Les réactions ont été nombreuses après la victoire samedi soir de Conchita Wurst, candidat travesti de l'Autriche, au concours de l'Eurovision. Beaucoup saluent un message de paix et de tolérance envoyé à l'Europe. Mais d'autres, surtout en Russie, y voient le signe de la décadence occidentale, à commencer par le vice-Premier ministre.

Le message n'a apparemment pas été perçu partout de la même façon. Alors que l'Autriche a réservé dimanche un accueil triomphal à sa nouvelle idole, Conchita Wurst, dimanche, et que les réactions positives ont essaimé à travers l'Europe, quelques voix discordantes se sont fait entendre.
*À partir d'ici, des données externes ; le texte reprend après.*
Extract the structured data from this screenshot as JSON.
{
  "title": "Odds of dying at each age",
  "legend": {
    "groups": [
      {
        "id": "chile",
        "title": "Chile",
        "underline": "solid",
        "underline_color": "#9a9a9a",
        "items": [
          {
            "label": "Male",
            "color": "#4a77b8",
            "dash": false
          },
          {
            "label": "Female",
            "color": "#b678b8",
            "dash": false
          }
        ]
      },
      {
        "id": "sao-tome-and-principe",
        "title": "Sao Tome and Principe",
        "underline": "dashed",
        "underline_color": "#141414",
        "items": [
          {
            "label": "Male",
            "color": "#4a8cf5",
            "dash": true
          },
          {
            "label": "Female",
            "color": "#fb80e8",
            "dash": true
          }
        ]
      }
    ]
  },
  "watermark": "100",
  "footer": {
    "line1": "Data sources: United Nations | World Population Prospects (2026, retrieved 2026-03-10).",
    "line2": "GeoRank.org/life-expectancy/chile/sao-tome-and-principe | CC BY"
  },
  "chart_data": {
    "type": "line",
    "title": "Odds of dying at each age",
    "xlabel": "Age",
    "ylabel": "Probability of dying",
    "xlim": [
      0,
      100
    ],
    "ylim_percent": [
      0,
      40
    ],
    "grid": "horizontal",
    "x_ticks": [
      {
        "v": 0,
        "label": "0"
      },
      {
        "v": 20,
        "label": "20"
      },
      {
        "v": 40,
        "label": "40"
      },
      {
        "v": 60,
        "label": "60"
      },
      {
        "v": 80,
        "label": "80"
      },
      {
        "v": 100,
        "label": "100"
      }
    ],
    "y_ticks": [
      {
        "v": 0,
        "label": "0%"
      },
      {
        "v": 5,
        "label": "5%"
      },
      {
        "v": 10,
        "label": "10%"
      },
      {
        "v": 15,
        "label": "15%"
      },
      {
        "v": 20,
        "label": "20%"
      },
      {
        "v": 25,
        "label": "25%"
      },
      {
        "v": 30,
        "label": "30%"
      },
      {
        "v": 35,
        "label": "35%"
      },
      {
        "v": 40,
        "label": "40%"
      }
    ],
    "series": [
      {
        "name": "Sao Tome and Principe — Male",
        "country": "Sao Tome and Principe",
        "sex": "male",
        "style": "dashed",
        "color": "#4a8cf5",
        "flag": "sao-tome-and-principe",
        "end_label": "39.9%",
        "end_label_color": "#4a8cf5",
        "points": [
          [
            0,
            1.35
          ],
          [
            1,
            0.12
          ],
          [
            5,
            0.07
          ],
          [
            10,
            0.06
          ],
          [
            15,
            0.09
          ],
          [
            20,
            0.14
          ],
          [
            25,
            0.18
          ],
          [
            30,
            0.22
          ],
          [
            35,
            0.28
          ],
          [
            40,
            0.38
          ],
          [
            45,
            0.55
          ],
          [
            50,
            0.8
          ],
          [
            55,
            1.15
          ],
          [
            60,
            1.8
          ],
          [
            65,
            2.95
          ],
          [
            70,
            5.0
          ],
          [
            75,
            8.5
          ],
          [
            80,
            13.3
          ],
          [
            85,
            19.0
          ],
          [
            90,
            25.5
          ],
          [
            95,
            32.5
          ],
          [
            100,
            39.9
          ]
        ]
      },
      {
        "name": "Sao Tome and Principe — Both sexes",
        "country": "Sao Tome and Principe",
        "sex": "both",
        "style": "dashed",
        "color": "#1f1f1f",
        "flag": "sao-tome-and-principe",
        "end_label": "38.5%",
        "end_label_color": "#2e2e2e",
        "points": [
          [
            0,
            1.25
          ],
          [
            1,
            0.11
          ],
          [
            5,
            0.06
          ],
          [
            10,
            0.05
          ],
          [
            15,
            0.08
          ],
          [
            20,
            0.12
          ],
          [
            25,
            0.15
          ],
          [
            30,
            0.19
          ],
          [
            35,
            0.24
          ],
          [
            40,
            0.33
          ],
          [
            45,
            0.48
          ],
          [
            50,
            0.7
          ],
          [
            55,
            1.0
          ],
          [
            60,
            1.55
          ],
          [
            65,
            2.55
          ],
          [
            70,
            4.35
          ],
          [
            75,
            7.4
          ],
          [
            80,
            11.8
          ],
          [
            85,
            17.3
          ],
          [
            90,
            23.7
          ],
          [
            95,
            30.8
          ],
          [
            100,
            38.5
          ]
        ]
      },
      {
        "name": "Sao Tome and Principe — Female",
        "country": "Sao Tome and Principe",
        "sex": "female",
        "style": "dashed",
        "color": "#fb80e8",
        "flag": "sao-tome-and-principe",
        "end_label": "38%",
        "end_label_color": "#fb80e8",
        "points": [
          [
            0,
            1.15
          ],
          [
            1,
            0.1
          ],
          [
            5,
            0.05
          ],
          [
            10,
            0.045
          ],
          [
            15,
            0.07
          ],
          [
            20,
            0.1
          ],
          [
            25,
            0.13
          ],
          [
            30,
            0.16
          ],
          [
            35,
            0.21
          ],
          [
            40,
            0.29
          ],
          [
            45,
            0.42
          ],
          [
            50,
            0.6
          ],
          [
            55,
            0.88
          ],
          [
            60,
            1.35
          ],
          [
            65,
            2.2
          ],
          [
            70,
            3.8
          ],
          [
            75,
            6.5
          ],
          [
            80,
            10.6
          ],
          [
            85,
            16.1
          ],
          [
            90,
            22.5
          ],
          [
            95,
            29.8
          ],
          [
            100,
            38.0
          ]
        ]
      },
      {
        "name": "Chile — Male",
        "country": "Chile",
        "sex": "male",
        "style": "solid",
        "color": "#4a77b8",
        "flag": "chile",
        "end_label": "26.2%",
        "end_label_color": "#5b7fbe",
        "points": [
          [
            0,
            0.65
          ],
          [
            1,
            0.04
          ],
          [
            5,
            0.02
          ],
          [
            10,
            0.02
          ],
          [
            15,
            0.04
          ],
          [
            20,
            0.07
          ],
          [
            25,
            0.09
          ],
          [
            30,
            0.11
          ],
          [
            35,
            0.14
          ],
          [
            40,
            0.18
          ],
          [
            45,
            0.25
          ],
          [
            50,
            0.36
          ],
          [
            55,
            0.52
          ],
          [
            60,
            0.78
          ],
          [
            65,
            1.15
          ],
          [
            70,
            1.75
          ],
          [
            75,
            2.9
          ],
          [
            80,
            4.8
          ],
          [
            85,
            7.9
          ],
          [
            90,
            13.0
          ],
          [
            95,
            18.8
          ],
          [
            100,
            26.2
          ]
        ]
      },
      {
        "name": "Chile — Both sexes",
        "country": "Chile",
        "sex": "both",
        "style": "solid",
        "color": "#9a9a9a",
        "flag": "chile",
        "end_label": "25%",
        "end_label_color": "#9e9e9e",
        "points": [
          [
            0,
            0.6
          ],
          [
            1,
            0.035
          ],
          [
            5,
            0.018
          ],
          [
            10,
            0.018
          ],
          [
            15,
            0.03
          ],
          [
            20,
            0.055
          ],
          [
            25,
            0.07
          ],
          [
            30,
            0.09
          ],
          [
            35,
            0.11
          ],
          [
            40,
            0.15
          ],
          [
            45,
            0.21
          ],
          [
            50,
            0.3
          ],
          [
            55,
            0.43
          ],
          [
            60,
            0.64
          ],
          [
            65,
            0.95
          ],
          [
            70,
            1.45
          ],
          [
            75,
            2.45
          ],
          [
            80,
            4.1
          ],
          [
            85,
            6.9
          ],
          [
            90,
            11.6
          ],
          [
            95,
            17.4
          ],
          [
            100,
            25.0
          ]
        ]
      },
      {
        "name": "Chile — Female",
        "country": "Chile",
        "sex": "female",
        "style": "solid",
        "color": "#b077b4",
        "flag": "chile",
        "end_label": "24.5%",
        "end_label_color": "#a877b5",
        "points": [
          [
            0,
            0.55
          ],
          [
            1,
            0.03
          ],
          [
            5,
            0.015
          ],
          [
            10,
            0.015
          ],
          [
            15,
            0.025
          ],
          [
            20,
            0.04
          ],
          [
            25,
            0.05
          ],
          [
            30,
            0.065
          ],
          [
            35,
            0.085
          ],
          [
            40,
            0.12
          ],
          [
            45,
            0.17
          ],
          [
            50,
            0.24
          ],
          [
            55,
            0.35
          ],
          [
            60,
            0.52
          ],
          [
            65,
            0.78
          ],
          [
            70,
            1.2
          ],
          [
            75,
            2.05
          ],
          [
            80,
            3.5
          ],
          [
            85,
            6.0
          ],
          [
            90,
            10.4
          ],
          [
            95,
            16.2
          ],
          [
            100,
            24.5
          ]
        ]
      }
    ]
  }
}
Ainsi, la gagnante de l'Eurovision 2014, un travesti à barbe du nom de Tom Neuwirth à la ville, n'a pas du tout plus à Moscou. Le vice-Premier ministre russe, Dmitri Rogozine, a même tweeté dimanche matin son indignation : "Le palmarès de l'Eurovision donne un aperçu aux partisans de l'intégration européenne de ce qui les attend en rejoignant l'Europe, à savoir une femme à barbe ". Une réaction en droite ligne de celles qui avaient précédé le concours, dénonçant la candidate autrichienne. Il faut dire que Vladimir Poutine a fait adopter l'année dernière une loi pénalisant la "propagande homosexuelle" dans le pays. Mais, pied de nez, Conchita Wurst a terminé samedi troisième des votes de l'Eurovision en Russie, signe que la population ne se retrouve pas forcément dans le message envoyé par ses dirigeants.

Une victoire et un symbole

Dans un contexte de tension extrême, marqué par la crise ukrainienne, le message de tolérance envoyé par cette victoire a été très apprécié à travers le continent. L'Inter-LGBT, fédération de plusieurs associations de défense des lesbiennes, gays, bisexuels et transsexuels, a salué "un message très fort ", tout en adressant une pique aux "propos homophobes et transphobes tenus [...] notamment en Europe de l'Est ".

Désormais, Conchita Wurst semble très consciente de son rôle. Lors de son arrivée dimanche à l'aéroport de Vienne, elle a lâché : "La victoire d'hier n'était pas que pour moi, mais aussi pour les gens qui croient dans un avenir sans discrimination [...] et pour certains hommes politiques que nous connaissons tous ".